The Buyer Persona: Understanding Your Customers

Most people with a marketing background will recognize the definition of a buyer persona, and will tell you that they’re useful. They’ll know that a buyer persona consists of a short description of a “type” of customer, usually with a name, and presumably split by demographics or psychographics. This isn’t wrong, but it’s missing what makes them so powerful. The real strength of a buyer persona is threefold.

First, a buyer persona presents a research method and the means to categorize your findings. This makes it easier to conduct good research and even organizes it into understandable segments. With this step alone, you can cater to a specific customer segment.

Next, it enables insight into these segments. It is hard to overstate the usefulness of being able to understand a marketing interaction or purchasing decision from both ends. With this second step, a marketer can make an effective campaign that demonstrates insight into the consumer.

Finally, a buyer persona can be used to synthesize segments. Many people familiar with the concept can explain identifying types of customers and targeting them. It is a different thing entirely to identify not just what your customers have in common, but what your customer segments have in common.

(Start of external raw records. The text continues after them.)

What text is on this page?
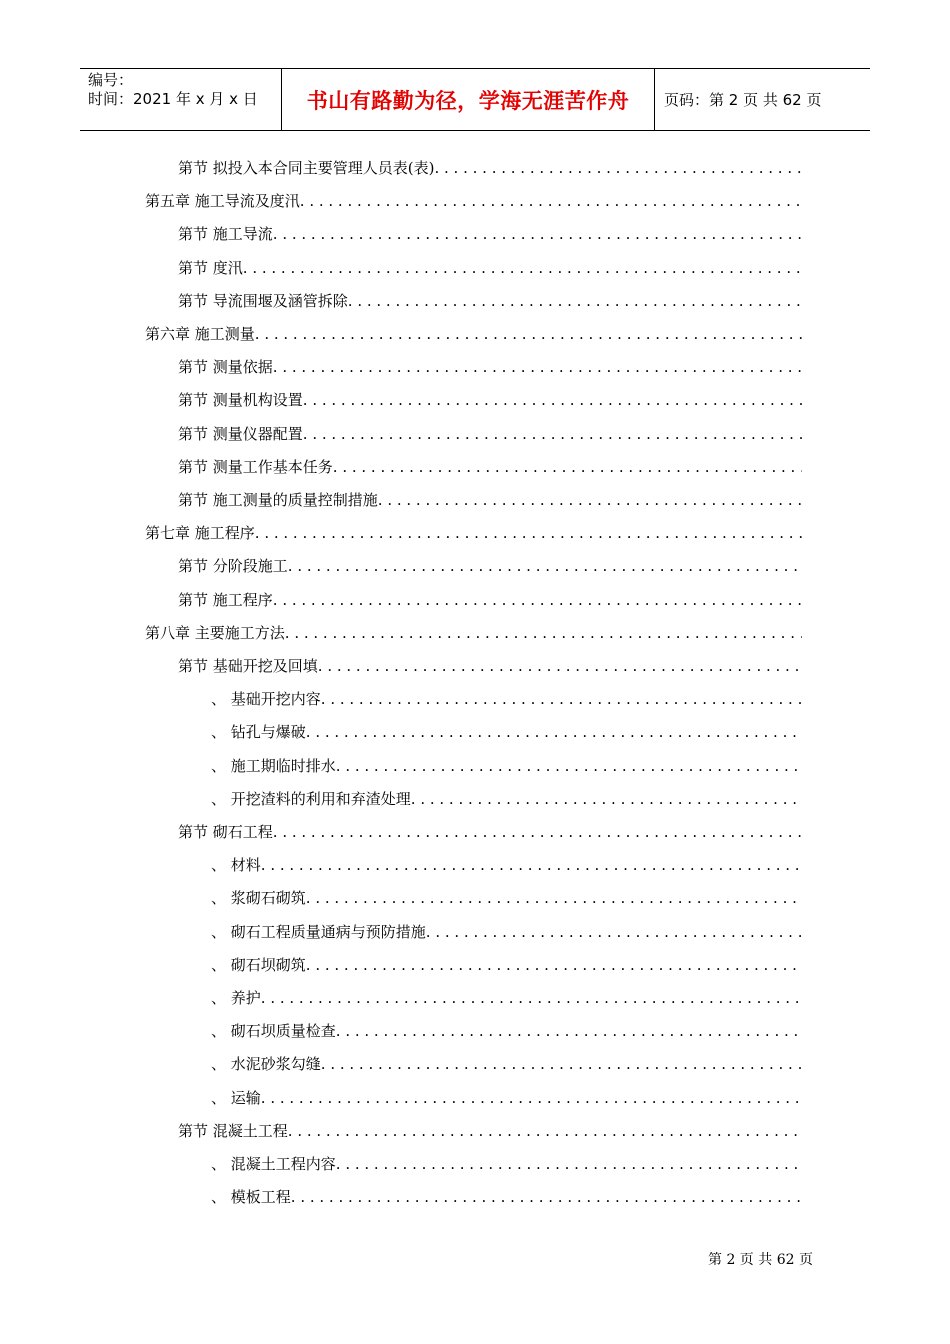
编号：
时间：2021 年 x 月 x 日	书山有路勤为径，学海无涯苦作舟	页码：第 2 页 共 62 页
第节 拟投入本合同主要管理人员表(表)
. . .
第五章 施工导流及度汛
. . .
第节 施工导流
. . .
第节 度汛
. . .
第节 导流围堰及涵管拆除
. . .
第六章 施工测量
. . .
第节 测量依据
. . .
第节 测量机构设置
. . .
第节 测量仪器配置
. . .
第节 测量工作基本任务
. . .
第节 施工测量的质量控制措施
. . .
第七章 施工程序
. . .
第节 分阶段施工
. . .
第节 施工程序
. . .
第八章 主要施工方法
. . .
第节 基础开挖及回填
. . .
、 基础开挖内容
. . .
、 钻孔与爆破
. . .
、 施工期临时排水
. . .
、 开挖渣料的利用和弃渣处理
. . .
第节 砌石工程
. . .
、 材料
. . .
、 浆砌石砌筑
. . .
、 砌石工程质量通病与预防措施
. . .
、 砌石坝砌筑
. . .
、 养护
. . .
、 砌石坝质量检查
. . .
、 水泥砂浆勾缝
. . .
、 运输
. . .
第节 混凝土工程
. . .
、 混凝土工程内容
. . .
、 模板工程
. . .
第 2 页 共 62 页
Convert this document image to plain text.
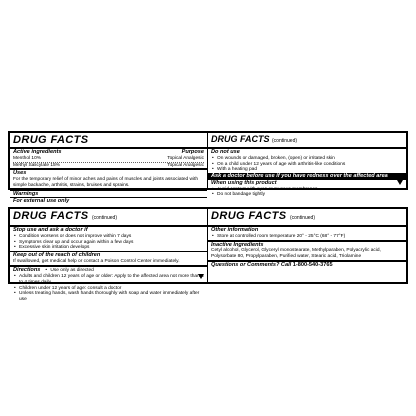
DRUG FACTS
Active ingredients	Purpose
Menthol 10%	Topical Analgesic
Methyl Salicylate 15%	Topical Analgesic
Uses
For the temporary relief of minor aches and pains of muscles and joints associated with simple backache, arthritis, strains, bruises and sprains.
Warnings
For external use only
DRUG FACTS (continued)
Do not use
• On wounds or damaged, broken, (open) or irritated skin
• On a child under 12 years of age with arthritis-like conditions
• With a heating pad
Ask a doctor before use if you have redness over the affected area
When using this product
• Avoid contact with eyes or mucous membranes
• Do not bandage tightly
DRUG FACTS (continued)
Stop use and ask a doctor if
• Condition worsens or does not improve within 7 days
• Symptoms clear up and occur again within a few days
• Excessive skin irritation develops
Keep out of the reach of children
If swallowed, get medical help or contact a Poison Control Center immediately.
Directions
•	Use only as directed
• Adults and children 12 years of age or older: Apply to the affected area not more than 3 to 4 times daily
• Children under 12 years of age: consult a doctor
• Unless treating hands, wash hands thoroughly with soap and water immediately after use
DRUG FACTS (continued)
Other information
• Store at controlled room temperature 20° - 25°C (68° - 77°F)
Inactive Ingredients
Cetyl alcohol, Glycerol, Glyceryl monostearate, Methylparaben, Polyacrylic acid, Polysorbate 80, Propylparaben, Purified water, Stearic acid, Triolamine
Questions or Comments? Call 1-800-540-3765
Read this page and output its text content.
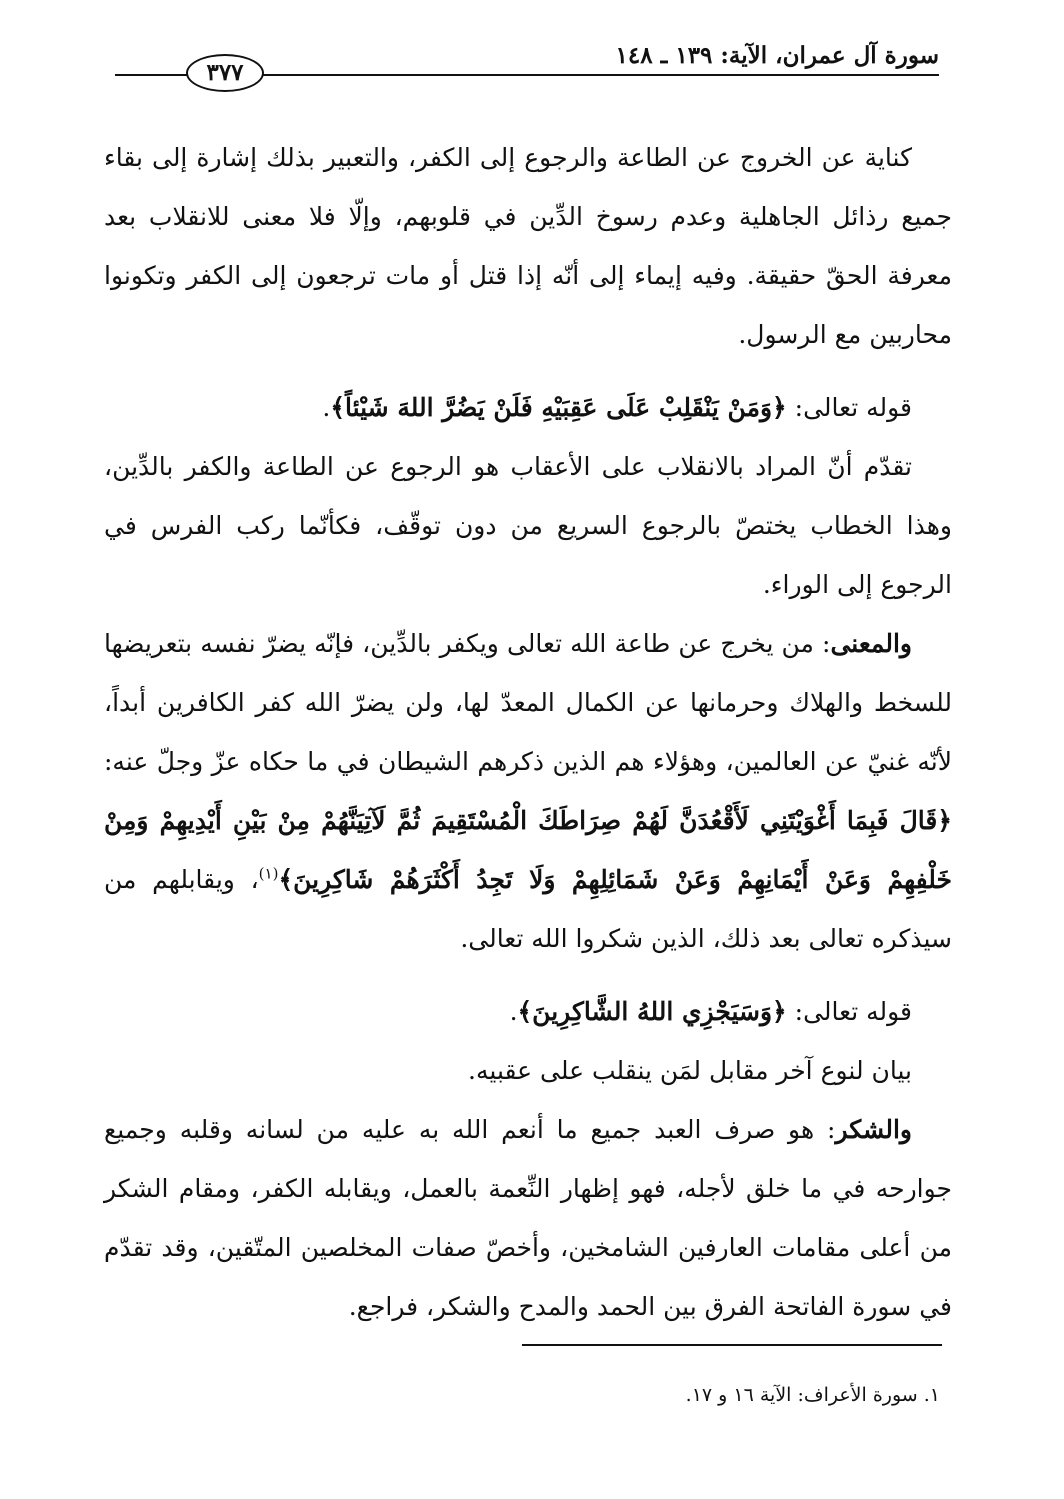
سورة آل عمران، الآية: ١٣٩ ـ ١٤٨
٣٧٧

كناية عن الخروج عن الطاعة والرجوع إلى الكفر، والتعبير بذلك إشارة إلى بقاء جميع رذائل الجاهلية وعدم رسوخ الدِّين في قلوبهم، وإلّا فلا معنى للانقلاب بعد معرفة الحقّ حقيقة. وفيه إيماء إلى أنّه إذا قتل أو مات ترجعون إلى الكفر وتكونوا محاربين مع الرسول.

قوله تعالى: ﴿وَمَنْ يَنْقَلِبْ عَلَى عَقِبَيْهِ فَلَنْ يَضُرَّ اللهَ شَيْئاً﴾.

تقدّم أنّ المراد بالانقلاب على الأعقاب هو الرجوع عن الطاعة والكفر بالدِّين، وهذا الخطاب يختصّ بالرجوع السريع من دون توقّف، فكأنّما ركب الفرس في الرجوع إلى الوراء.

والمعنى: من يخرج عن طاعة الله تعالى ويكفر بالدِّين، فإنّه يضرّ نفسه بتعريضها للسخط والهلاك وحرمانها عن الكمال المعدّ لها، ولن يضرّ الله كفر الكافرين أبداً، لأنّه غنيّ عن العالمين، وهؤلاء هم الذين ذكرهم الشيطان في ما حكاه عزّ وجلّ عنه: ﴿قَالَ فَبِمَا أَغْوَيْتَنِي لَأَقْعُدَنَّ لَهُمْ صِرَاطَكَ الْمُسْتَقِيمَ ثُمَّ لَآتِيَنَّهُمْ مِنْ بَيْنِ أَيْدِيهِمْ وَمِنْ خَلْفِهِمْ وَعَنْ أَيْمَانِهِمْ وَعَنْ شَمَائِلِهِمْ وَلَا تَجِدُ أَكْثَرَهُمْ شَاكِرِينَ﴾$^{(١)}$، ويقابلهم من سيذكره تعالى بعد ذلك، الذين شكروا الله تعالى.

قوله تعالى: ﴿وَسَيَجْزِي اللهُ الشَّاكِرِينَ﴾.

بيان لنوع آخر مقابل لمَن ينقلب على عقبيه.

والشكر: هو صرف العبد جميع ما أنعم الله به عليه من لسانه وقلبه وجميع جوارحه في ما خلق لأجله، فهو إظهار النِّعمة بالعمل، ويقابله الكفر، ومقام الشكر من أعلى مقامات العارفين الشامخين، وأخصّ صفات المخلصين المتّقين، وقد تقدّم في سورة الفاتحة الفرق بين الحمد والمدح والشكر، فراجع.

١. سورة الأعراف: الآية ١٦ و ١٧.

The implication is an understanding of your competitive advantage, the value you provide to customers. It’s the difference between Nintendo the playing-card store and Nintendo the worldwide entertainment company, just as it’s the difference between Kodak the film company and Kodak the imaging and photography company. Perhaps if Kodak had developed stronger buyer personas when they finished the first digital cameras, they could’ve emerged at the forefront of a wider, rejuvenated imaging industry instead of suffering historic failure.


The buyer persona is also tied to other contemporary topics in marketing. Take the long tail theory. For those unfamiliar, it explains how our culture has gradually shifted away from mainstream products and media serving one general marketplace towards trying to reach underserved niches. Rather than making one “good enough” product and showing it to everybody, there is increasing demand for varied, quality, and specific products for underserved customers.

The technological affordances brought by the Internet are a key reason for a long-tailed strategy becoming more feasible in recent times, enabling more efficient advertising. Rather than paying in bulk for a billboard or print ad, the Internet allows companies to market themselves directly to individual consumers.

Imagine a hypothetical shirt company using these ideas. Rather than selling single-color T-shirts from a brick-and-mortar store and advertising to as many people as possible, it could create shirts featuring popular characters from media and market them directly to viewers of the show. Ads could take consumers to that specific shirt on a digital marketplace, and ship directly. Customers may even be willing to pay more for such a specific product, as well as the convenience.

There’s no shortage of Marvel and anime merchandise as evidence of real companies using this strategy, but don’t let that fool you. While the second approach is becoming more popular for a reason, it isn’t the limit. The usefulness of these tools depends on how they’re used, and many of the largest companies have found a way to take them a step further.


Rather than identifying the smallest segments possible, consider what segments have in common. This doesn’t mean that we only need one product, but it does mean that we don’t need a different product for every customer. This might sound like a step backwards, closer to a traditional one-size-fits-all approach. However, there are two key differences.

First, instead of developing a good-enough solution for most people and marketing it to everybody, we want to develop the best solution for as many people as possible and market it to those people. The results might seem similar in some cases, but will be drastically different where it counts.

The second difference is framing. Just because segments share a product doesn’t mean they care about it for the same reason. Restaurants are a good example of this. Even though both sell food, a fast-food restaurant is selling convenience while a premium restaurant is selling a luxury experience. The luxury restaurant may differentiate between a wealthy customer with an affinity for red wine and a middle-class couple on vacation. A really effective ad would combine these experiences. Both restaurants could achieve this by showing how they provide comfort and satisfaction to their customers, either through the taste of their food or the quality of their service. It is this type of marketing that can efficiently appeal to the most customers, though it comes with the difficulty of knowing how broad is too broad.

While the above example is hypothetical, this approach has been adopted by many real companies. It’s even used by some of the largest corporations in the world, including a brand you’ll recognize:

Look familiar? Nike is one of the most successful practitioners of this methodology, selling apparel worldwide to people from all walks of life despite their status as a brand for athletes. This seems like a contradiction, yet its one that Nike expertly bridges through marketing efforts. They feature not only professional athletes from various sports, but celebrate everyday people. The “Find Your Greatness” ad is probably the best example of this, directly stating: “everybody is capable of greatness”. People aren’t born athletes; anyone can become one. Besides the positive and inspirational message of these commercials and their iconic “Just Do It.” slogan, there is an implication that Nike shoes can make you can athlete. Nike is selling a mindset. It doesn’t matter if you’re an office worker or an Olympian, everybody needs a pair of shoes. It’s an extremely powerful idea, and it is the reason you’ll see someone wearing a Nike logo on every street corner.